About Wolfgang Laib

About Wolfgan Laib.
Don’t Call the Cleaning Crew. That Yellow Spill Is Art.
Wolfgang Laib’s ‘Pollen From Hazelnut,’ at MoMA
By KEN JOHNSONJAN. 31, 2013

I want to stress certain parts of the anticedently downloaded article I found in the N.Y.T.


Thin and bald, with round-framed glasses, Mr. Laib resembles a Buddhist monk for whom gathering pollen is a form of meditation. Exuding an aura of ethereal goodness and sweetness, he seems a kindred spirit of Gandhi’s and the Dalai Lama’s. Watching him harvesting his material and sifting it onto an indoor floor through a fine sieve is mildly inspirational. We should all be so serenely soulful in our jobs.
Considering the quasi-religious dimension of Mr. Laib’s enterprise, I find myself oscillating between belief and skepticism. His pollen fields might have some kind of magical efficacy, spreading gentle, healing vibes for a distressed planet. But a big part of me thinks that Mr. Laib is a canny, professional purveyor of New Age hokum, which he dresses up in suave, Postminimalist style.
He is obviously much indebted to Joseph Beuys, who imbued substances like fat, wax and felt with occult significance and made himself the star of his own cult of personality. Mr. Laib is less overbearing than Beuys was, but despite his seeming modesty, he, too, is a performance artist relying on the power of his own carefully groomed, saintly charisma to incur romantic belief in the otherwise fairly nondescript things he produces.

I do not mean to doubt his sincerity; I am not calling him a charlatan. Nor do I begrudge him his success and his life of pastoral bliss. But I do not like the tendency to sacralize artists and in that way raise whatever they do above earthly questioning. The nadir of that trend came almost three years ago, when Marina Abramovic drew thousands of fans to the MoMA atrium by sitting silently in a chair and allowing people to sit across from her and gaze into her eyes. As if she were the second coming of you know who.

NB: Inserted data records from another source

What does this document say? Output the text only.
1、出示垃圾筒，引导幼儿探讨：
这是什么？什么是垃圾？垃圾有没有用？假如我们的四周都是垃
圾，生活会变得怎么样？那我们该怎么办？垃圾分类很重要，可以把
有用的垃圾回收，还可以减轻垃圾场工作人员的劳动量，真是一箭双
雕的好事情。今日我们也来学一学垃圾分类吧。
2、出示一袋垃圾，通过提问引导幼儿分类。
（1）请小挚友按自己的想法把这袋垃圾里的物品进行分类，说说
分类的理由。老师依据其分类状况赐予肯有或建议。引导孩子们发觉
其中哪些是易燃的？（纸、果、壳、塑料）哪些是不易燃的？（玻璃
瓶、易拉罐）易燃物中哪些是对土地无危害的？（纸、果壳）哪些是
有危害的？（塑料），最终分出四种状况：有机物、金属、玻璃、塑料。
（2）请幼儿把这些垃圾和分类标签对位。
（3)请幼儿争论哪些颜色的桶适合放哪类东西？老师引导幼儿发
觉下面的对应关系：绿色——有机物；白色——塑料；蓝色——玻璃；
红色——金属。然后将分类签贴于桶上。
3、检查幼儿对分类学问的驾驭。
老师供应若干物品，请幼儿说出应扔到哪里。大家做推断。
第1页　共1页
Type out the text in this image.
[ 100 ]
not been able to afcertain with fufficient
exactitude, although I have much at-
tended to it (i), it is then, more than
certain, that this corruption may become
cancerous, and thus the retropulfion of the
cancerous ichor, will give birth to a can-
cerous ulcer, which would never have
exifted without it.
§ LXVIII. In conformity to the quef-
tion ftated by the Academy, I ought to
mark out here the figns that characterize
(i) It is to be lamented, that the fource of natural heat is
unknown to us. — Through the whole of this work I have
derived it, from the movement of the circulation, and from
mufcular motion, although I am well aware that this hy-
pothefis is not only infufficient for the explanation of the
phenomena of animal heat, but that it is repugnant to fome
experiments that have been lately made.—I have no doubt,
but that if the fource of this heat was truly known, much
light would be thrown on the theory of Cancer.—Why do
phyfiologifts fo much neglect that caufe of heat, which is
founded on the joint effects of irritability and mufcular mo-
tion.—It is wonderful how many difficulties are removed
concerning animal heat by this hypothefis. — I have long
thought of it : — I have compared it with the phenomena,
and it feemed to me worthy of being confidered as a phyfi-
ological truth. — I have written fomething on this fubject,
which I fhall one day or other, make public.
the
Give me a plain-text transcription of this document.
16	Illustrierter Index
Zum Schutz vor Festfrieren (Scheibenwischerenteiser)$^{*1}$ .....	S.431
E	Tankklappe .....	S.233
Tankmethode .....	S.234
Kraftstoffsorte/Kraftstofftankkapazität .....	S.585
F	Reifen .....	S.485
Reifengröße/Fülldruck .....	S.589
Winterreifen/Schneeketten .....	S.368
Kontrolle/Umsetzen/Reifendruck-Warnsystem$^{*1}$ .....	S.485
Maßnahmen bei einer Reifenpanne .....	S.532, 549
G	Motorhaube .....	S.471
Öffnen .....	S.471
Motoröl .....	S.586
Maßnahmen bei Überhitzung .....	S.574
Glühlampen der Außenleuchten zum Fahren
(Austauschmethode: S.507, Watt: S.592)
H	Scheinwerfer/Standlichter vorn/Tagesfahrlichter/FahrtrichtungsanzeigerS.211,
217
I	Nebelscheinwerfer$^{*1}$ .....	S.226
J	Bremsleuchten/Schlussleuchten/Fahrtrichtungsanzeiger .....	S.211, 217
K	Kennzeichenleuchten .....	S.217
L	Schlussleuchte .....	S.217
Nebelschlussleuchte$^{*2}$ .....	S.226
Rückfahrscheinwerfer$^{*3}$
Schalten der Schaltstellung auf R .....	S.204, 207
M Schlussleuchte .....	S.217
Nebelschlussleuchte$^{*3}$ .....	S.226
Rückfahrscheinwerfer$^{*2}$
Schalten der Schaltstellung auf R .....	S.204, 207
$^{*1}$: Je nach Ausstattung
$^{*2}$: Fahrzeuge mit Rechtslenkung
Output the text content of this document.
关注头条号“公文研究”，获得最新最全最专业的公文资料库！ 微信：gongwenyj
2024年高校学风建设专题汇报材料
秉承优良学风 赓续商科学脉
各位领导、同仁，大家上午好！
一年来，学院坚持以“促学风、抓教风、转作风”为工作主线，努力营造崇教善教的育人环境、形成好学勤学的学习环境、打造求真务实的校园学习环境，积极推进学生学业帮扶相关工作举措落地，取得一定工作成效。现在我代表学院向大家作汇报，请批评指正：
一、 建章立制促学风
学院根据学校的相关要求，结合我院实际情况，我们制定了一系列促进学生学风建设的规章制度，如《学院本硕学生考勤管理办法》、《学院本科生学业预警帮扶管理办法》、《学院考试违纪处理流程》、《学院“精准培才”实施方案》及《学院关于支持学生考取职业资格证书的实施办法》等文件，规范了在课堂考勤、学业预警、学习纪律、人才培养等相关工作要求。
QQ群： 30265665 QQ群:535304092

I would not feel so compelled to register a dissent if Mr. Laib’s pollen field were more interesting to look at. Perhaps I should give it more time. If I were to enter into a meditative trance, it might open up to me a whole new mental landscape. But then, so might anything else I beheld in such an altered state.
It could be that such resistance comes from my own failure to live up to the higher spiritual standards of Mr. Laib’s art. Perhaps I am just closed to his sort of enlightenment, to my own disadvantage. Be that as it may, if the artist is more interesting than the art he or she makes, it’s a problem. It is the problem I have with Mr. Laib.